How can I iterate over groupby
results in pairs? What I tried isn't quite working:
from itertools import groupby,izip
groups = groupby([(1,2,3),(1,2),(1,2),(3,4,5),(3,4)],key=len)
def grouped(iterable, n):
return izip(*[iterable]*n)
for g, gg in grouped(groups,2):
print list(g[1]), list(gg[1])
Output I get:
[] [(1, 2), (1, 2)]
[] [(3, 4)]
Output I would like to have:
[(1, 2, 3)] [(1, 2), (1, 2)]
[(3, 4, 5)] [(3, 4)]
import itertools as IT
groups = IT.groupby([(1,2,3),(1,2),(1,2),(3,4,5),(3,4)], key=len)
groups = (list(group) for key, group in groups)
def grouped(iterable, n):
return IT.izip(*[iterable]*n)
for p1, p2 in grouped(groups, 2):
print p1, p2
yields
[(1, 2, 3)] [(1, 2), (1, 2)]
[(3, 4, 5)] [(3, 4)]
The code you posted is very interesting. It has a mundane problem, and a subtle problem.
The mundane problem is that itertools.groupby returns an iterator which outputs both a key and a group on each iteration.
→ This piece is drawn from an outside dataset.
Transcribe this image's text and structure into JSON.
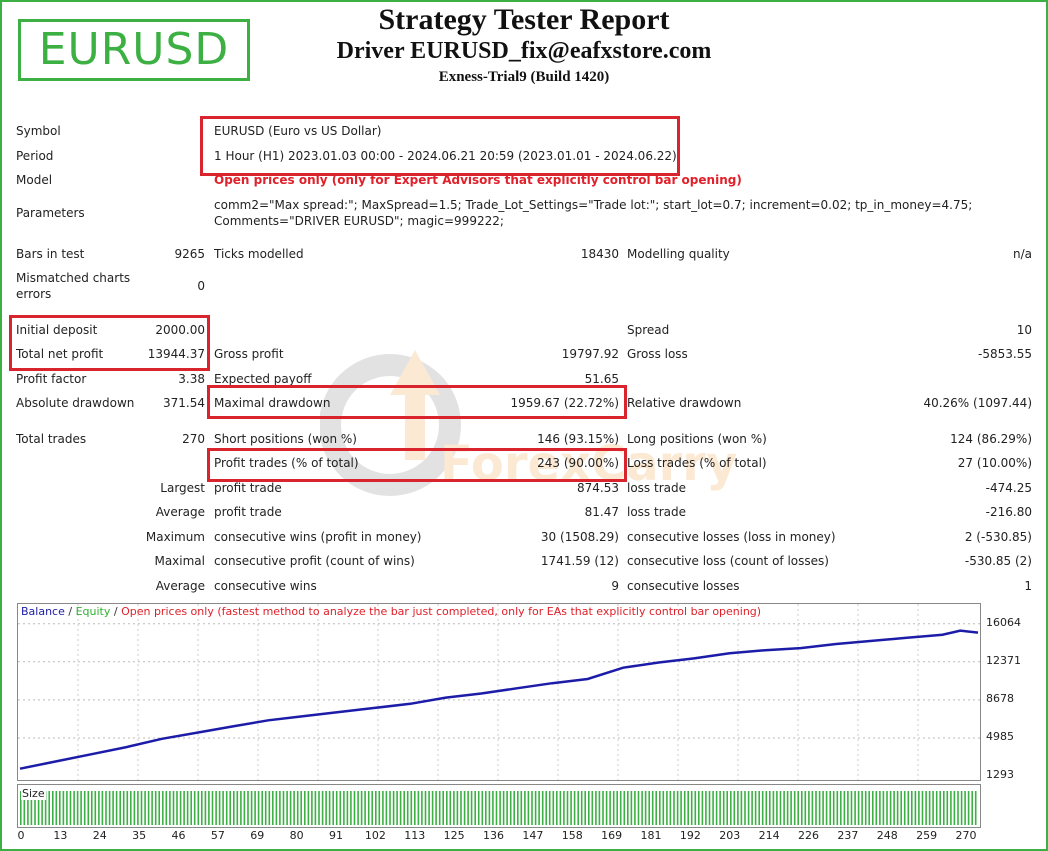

Since you are interested in only the groups, not the keys, you need something like
groups = (group for key, group in groups)
The subtle problem is more difficult to explain -- I'm not really sure I understand it fully. Here is my guess: The iterator returned by groupby
has turned its input,
[(1,2,3),(1,2),(1,2),(3,4,5),(3,4)]
into an iterator. That the groupby iterator is wrapped around the underlying data iterator is analogous to how a csv.reader
is wrapped around an underlying file object iterator. You get one pass through this iterator and one pass only. The itertools.izip function, in the process of pairing items in groups
, causes the groups
iterator to advance from the first item to the second. Since you only get one pass through the iterator, the first item has been consumed, so when you call list(g[1])
it is empty.
A not-so-satisfying fix to this problem is to convert the iterators in groups
into lists:
groups = (list(group) for key, group in groups)
so itertools.izip
will not prematurely consume them. Edit: On second thought, this fix is not so bad. groups
remains an iterator, and only turns the group
into a list as it is consumed.